Beirut: Continuing his vocal opposition to any accommodation with Hezbollah, Ashraf Rifi — Lebanon’s former head of the Internal Security Forces (ISF) and former Minister of Justice — told Kuwait’s Al Qabas daily that his former allies in the Future Movement and the moribund March 14 coalition “bowed to Hezbollah.”

In what was a dramatic accusation, Rifi declared “the party has 17 [out of 30] ministers in this government [led by Prime Minister Saad Hariri] and this is a major national crime against the cause,” which implied that except for Future (7), Lebanese Forces (3), Progressive Socialist Party (2) and a sole independent minister, all of the others — those that belonged to the Free Patriotic Movement (8), Amal (3), Hezbollah (2), and one each for the Tashnag Party, the Marada Movement, the Lebanese Democratic Party and the Syrian National Socialist Party — were beholden to Hezbollah.

Rifi accused his erstwhile Future allies, declaring: “Corrupts cannot build a state and those who surrender cannot build a state. We are against corruption and surrender,” adding that it was better to remain principled than to kowtow to pragmatism.

In what was a direct attack against Hariri, a potential rival in the upcoming parliamentary elections, Rifi stated that pragmatists “might cooperate with the occupier in a certain period while principled individuals shun any post or personal gains,” concluding with an open declaration of war: “the approach of pragmatism sometimes leads to high treason.”

The increasingly popular Rifi announced that he would be a candidate in the next elections as he anticipated to field candidates in Tripoli, Minieh, Dinniyeh, Akkar, central and western Bekaa, Iqlim Al Kharroub and Beirut’s second and third electoral regions.
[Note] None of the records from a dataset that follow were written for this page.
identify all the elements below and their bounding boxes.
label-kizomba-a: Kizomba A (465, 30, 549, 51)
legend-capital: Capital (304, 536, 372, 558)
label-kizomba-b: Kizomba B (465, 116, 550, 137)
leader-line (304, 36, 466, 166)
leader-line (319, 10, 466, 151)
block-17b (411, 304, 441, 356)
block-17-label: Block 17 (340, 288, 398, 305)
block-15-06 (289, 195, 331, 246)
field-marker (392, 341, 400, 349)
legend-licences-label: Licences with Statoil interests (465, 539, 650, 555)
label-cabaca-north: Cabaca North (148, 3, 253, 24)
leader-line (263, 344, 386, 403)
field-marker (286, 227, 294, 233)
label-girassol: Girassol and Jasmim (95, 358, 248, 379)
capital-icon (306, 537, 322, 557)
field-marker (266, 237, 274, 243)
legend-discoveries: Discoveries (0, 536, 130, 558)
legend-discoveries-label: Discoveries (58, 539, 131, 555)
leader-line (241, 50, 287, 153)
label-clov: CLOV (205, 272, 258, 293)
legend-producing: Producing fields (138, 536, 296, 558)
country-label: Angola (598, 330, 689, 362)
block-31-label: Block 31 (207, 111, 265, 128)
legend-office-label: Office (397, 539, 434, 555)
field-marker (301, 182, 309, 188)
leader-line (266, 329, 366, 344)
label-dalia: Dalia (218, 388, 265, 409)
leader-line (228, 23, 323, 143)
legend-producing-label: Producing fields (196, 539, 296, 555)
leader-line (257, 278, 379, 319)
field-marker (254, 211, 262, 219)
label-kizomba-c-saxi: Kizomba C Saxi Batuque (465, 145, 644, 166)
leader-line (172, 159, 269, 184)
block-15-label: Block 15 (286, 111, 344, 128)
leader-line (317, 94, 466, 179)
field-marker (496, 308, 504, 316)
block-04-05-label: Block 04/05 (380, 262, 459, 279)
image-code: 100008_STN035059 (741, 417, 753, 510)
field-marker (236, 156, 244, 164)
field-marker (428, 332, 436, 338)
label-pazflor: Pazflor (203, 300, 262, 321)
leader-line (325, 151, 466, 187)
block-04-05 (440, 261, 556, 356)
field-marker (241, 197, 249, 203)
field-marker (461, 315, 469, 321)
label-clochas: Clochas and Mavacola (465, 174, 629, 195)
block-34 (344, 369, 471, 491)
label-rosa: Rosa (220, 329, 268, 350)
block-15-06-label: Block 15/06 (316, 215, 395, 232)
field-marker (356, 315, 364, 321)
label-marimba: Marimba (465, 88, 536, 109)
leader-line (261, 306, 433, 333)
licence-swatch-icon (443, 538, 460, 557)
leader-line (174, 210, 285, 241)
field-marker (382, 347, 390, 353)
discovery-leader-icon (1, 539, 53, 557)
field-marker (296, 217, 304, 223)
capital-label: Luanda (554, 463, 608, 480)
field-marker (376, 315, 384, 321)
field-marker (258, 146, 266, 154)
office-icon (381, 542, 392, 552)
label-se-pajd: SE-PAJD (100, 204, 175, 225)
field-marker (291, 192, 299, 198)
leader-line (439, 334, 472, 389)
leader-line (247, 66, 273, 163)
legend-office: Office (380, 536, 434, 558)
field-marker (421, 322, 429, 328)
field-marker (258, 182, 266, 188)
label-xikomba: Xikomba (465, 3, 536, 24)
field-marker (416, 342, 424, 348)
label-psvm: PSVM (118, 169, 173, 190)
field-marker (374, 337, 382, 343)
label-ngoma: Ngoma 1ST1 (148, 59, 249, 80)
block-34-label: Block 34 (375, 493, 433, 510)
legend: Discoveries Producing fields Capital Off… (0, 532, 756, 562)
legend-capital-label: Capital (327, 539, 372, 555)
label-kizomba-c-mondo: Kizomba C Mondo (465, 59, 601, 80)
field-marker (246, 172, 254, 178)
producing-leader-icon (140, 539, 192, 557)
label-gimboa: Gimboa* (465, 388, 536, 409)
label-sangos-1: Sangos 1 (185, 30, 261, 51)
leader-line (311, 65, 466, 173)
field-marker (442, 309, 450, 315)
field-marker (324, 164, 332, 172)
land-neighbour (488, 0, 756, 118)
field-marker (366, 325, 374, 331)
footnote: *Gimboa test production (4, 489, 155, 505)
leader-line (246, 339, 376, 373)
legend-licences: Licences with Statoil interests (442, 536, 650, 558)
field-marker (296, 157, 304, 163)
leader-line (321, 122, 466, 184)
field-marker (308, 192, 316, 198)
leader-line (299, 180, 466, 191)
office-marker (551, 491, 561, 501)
These are all Future strongholds where Sunni constituents lead.

“We will not engage in Sidon’s electoral battle out of respect for Bahia Hariri and Fouad Saniora,” two leading Sunni parliamentarians, Rifi added, but vowed to fight for all other seats.

Unabashed, he affirmed that his contenders “will not allow a win for any of Hezbollah’s candidates in [these] electoral strongholds,” underscoring that the party’s military might did not scare him. “Hezbollah cannot overlook or eliminate me, even if it possesses 200,000 rockets,” he hammered, because he insisted that he was “not engaged in a military confrontation.”

Far more important, and perhaps for the first time uttered by a leading Sunni figure, Rifi clarified that Sunnis and Shiites “are equal demographically and ... present on the same land.”